Windows Server patches – now!
All Windows Server systems with Print Spooler running (the majority) should be patched right away. Get the July 2021 security rollup package which includes an improved PrintNightmare patch.
Windows 10, 8/8.1 and 7 – get it now
Originally we were skeptical about the rushed PrintNightmare patch from Microsoft and it turned out we were right.
The first ‘out of band’ patch caused trouble for some users. Some USB printers would not work with the security fix. Less mentioned were the bugs that appeared in the Edge browser or Japanese character typing.
We now recommend INSTALLING the regular Windows monthly patches for July 2021 which include the PrintNightmare fix. The rollup package has an improved update with the USB printer problem fixed (the other two remain, see below).
Why the change? Microsoft had more time to fix the patch and (hopefully) remove the bugs. The risk of infection from PrintNightmare has increased as criminals rush to take advantage of the security lapse before it’s fixed.
Told you so …
Hate to say ‘told you so …‘ but sure enough, the original rushed PrintNightmare patch was buggy. It was almost inevitable that a rushed ‘out of band’ patch would have problems.

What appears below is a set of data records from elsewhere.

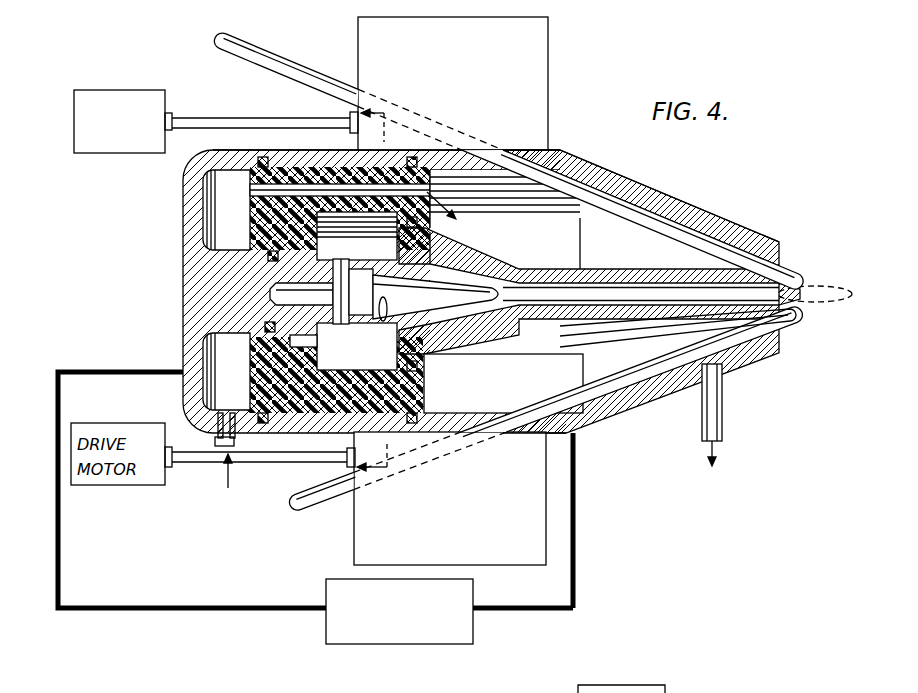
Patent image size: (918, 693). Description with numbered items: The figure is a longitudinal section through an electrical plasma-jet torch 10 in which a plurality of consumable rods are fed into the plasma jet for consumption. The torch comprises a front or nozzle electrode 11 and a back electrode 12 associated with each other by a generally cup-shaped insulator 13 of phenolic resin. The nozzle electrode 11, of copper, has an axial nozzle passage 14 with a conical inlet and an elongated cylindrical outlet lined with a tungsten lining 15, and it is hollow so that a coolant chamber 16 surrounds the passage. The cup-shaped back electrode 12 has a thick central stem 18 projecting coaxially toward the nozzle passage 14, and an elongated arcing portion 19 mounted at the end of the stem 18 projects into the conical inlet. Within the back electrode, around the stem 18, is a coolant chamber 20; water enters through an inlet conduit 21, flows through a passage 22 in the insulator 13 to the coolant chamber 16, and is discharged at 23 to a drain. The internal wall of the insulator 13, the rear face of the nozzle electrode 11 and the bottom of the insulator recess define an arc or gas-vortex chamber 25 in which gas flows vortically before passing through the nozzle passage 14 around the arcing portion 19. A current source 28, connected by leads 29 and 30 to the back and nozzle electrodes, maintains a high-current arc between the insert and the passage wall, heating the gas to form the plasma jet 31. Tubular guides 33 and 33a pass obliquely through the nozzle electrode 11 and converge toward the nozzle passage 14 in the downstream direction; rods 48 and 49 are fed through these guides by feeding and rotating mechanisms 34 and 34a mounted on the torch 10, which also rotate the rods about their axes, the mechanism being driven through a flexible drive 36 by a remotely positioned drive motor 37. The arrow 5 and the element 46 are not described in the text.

The feed direction arrow 5 is at (380, 291).
The electrical plasma-jet torch 10 is at (721, 213).
The front or nozzle electrode 11 is at (616, 410).
The back electrode 12 is at (192, 401).
The insulator 13 is at (417, 396).
The nozzle passage 14 is at (568, 303).
The lining 15 is at (527, 310).
The coolant chamber 16 is at (502, 219).
The central stem 18 is at (228, 266).
The arcing portion 19 is at (421, 284).
The coolant chamber 20 is at (240, 356).
The inlet conduit 21 is at (233, 444).
The passage 22 is at (250, 192).
The water discharge 23 is at (724, 411).
The arc or gas-vortex chamber 25 is at (338, 290).
The current source 28 is at (461, 650).
The lead 29 is at (246, 613).
The lead 30 is at (573, 570).
The plasma jet 31 is at (842, 289).
The tubular passage or guide 33 is at (668, 248).
The tubular passage or guide 33a is at (672, 350).
The feeding and rotating mechanism 34 is at (533, 70).
The feeding and rotating mechanism 34a is at (546, 492).
The flexible drive 36 is at (209, 117).
The drive motor 37 is at (107, 88).
The control unit 46 is at (633, 692).
The rod 48 is at (662, 198).
The rod 49 is at (647, 368).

Deep down Microsoft’s patch page is the news of THREE ‘issues’ with the patch. Two are quite unrelated to printing and you’d be forgiven for not realising that a printing fix causes trouble with the Edge browser or Japanese character typing!

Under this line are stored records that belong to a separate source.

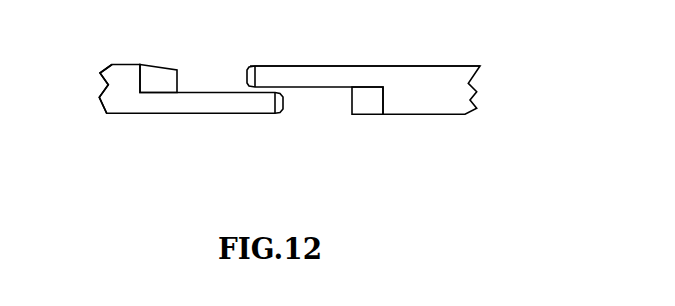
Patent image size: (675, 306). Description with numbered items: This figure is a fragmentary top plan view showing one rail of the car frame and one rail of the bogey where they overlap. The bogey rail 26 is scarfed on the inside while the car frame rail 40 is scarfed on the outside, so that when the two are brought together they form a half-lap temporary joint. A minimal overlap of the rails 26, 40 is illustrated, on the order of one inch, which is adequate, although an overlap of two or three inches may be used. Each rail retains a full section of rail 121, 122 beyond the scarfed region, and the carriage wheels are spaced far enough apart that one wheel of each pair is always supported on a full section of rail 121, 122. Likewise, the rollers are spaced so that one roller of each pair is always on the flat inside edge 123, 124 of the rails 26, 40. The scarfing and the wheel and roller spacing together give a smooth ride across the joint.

The full section of rail 121 is at (123, 108).
The rail 26 is at (136, 66).
The flat inside edge 123 is at (122, 64).
The rail 40 is at (392, 73).
The flat inside edge 124 is at (278, 66).
The full section of rail 122 is at (437, 108).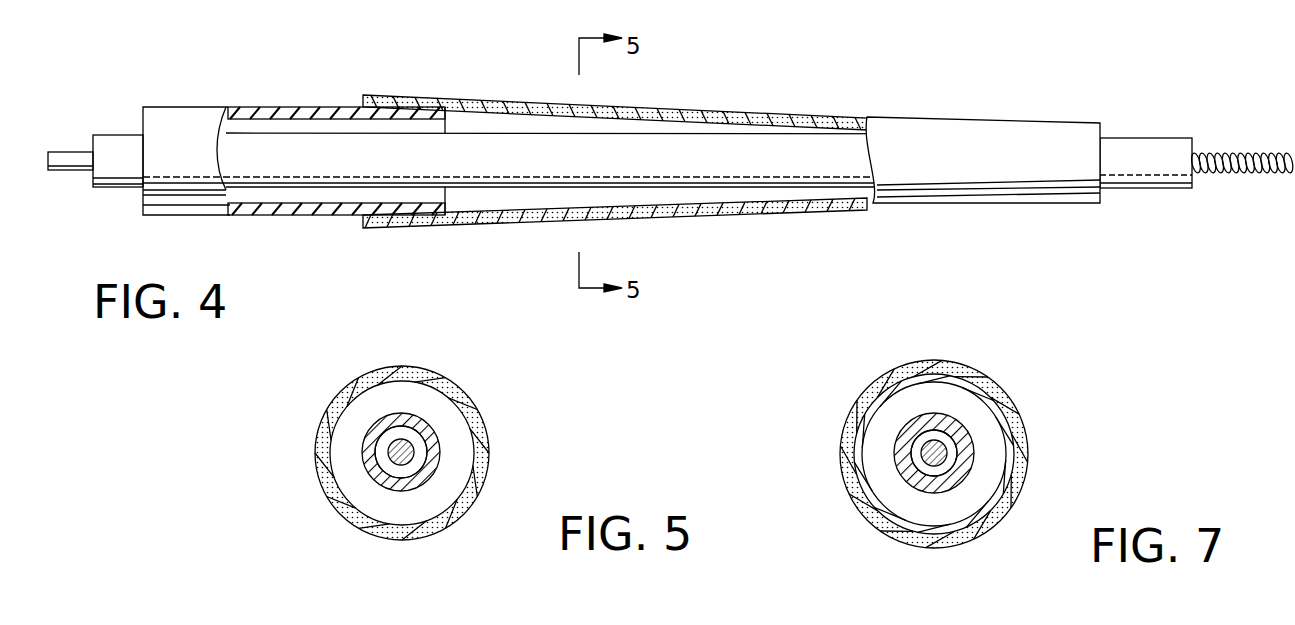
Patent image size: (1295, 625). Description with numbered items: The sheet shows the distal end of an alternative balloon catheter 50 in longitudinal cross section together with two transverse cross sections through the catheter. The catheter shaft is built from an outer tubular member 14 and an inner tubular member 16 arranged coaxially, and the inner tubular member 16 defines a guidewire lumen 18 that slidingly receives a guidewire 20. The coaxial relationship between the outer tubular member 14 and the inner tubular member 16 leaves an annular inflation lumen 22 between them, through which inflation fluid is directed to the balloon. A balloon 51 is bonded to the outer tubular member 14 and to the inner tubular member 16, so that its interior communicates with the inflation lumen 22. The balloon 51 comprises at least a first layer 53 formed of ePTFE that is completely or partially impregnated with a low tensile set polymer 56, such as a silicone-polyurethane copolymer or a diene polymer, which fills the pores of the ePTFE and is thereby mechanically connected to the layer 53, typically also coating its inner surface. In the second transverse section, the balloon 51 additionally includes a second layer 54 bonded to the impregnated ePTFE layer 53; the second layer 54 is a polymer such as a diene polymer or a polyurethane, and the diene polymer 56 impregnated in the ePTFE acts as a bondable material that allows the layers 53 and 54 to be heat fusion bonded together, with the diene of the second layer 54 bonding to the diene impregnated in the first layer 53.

In FIG. 4, the outer tubular member 14 is at (197, 128).
In FIG. 4, the inner tubular member 16 is at (130, 152).
In FIG. 5, the inner tubular member 16 is at (365, 432).
In FIG. 7, the inner tubular member 16 is at (900, 432).
In FIG. 5, the guidewire lumen 18 is at (380, 452).
In FIG. 7, the guidewire lumen 18 is at (913, 453).
In FIG. 4, the guidewire 20 is at (73, 163).
In FIG. 5, the guidewire 20 is at (392, 462).
In FIG. 7, the guidewire 20 is at (922, 467).
In FIG. 4, the annular inflation lumen 22 is at (336, 197).
In FIG. 4, the balloon catheter 50 is at (808, 82).
In FIG. 4, the balloon 51 is at (906, 131).
In FIG. 4, the first layer 53 is at (480, 100).
In FIG. 5, the first layer 53 is at (460, 398).
In FIG. 7, the first layer 53 is at (1012, 398).
In FIG. 7, the second layer 54 is at (960, 380).
In FIG. 4, the low tensile set polymer 56 is at (747, 113).
In FIG. 5, the low tensile set polymer 56 is at (487, 448).
In FIG. 7, the low tensile set polymer 56 is at (1023, 443).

Printers break after patching
“After installing this update, you might have issues printing to certain printers. Various brands and models are affected, primarily receipt or label printers that connect via USB.”
This problem is so serious that Microsoft was remotely rolling back the security patch using their relatively new Known Issue Rollback (KIR) system.

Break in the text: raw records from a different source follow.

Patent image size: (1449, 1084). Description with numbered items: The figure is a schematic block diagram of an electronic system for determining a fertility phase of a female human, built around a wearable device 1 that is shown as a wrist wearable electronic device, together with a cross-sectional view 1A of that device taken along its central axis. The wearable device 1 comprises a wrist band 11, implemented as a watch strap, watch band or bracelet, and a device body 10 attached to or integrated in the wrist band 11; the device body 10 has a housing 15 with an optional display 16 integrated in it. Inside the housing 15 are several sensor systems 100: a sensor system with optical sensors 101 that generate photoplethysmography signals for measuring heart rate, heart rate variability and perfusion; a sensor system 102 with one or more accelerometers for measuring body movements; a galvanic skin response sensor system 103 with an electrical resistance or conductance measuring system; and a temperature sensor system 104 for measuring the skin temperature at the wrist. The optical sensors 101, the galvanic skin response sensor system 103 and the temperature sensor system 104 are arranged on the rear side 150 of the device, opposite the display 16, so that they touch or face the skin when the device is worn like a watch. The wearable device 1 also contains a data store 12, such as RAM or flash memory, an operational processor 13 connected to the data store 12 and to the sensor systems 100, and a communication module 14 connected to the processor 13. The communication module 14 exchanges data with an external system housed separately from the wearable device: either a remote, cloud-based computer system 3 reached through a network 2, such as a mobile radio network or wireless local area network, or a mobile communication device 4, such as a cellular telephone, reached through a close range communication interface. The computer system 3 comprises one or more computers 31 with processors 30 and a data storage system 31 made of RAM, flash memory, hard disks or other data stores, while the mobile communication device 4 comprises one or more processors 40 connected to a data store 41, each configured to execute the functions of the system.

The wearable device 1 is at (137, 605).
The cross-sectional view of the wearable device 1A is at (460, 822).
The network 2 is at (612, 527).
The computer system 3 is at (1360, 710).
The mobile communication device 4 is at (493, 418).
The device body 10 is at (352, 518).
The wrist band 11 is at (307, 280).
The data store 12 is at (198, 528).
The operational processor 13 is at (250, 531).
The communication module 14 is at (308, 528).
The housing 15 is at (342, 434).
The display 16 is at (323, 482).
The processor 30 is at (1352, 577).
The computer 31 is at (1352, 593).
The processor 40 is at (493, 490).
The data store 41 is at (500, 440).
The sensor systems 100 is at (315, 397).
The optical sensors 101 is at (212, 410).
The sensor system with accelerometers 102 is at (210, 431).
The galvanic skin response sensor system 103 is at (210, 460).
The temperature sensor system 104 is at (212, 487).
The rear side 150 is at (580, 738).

The July 2021 monthly rollup of security patches includes a better PrintNightmare fix without the USB printer bug.
The other bugs caused by the PrintNightmare patch are still present in the July 2021 update. See under ‘Known Issues’ on the Microsoft’s patch page for details on the status of any fixes or workarounds.
“Devices with Windows installations created from custom offline media or custom ISO image might have Microsoft Edge Legacy removed by this update, but not automatically replaced by the new Microsoft Edge. “
“When using the Microsoft Japanese Input Method Editor (IME) to enter Kanji characters in an app that automatically allows the input of Furigana characters, you might not get the correct Furigana characters. You might need to enter the Furigana characters manually. Note The affected apps are using the ImmGetCompositionString() function.”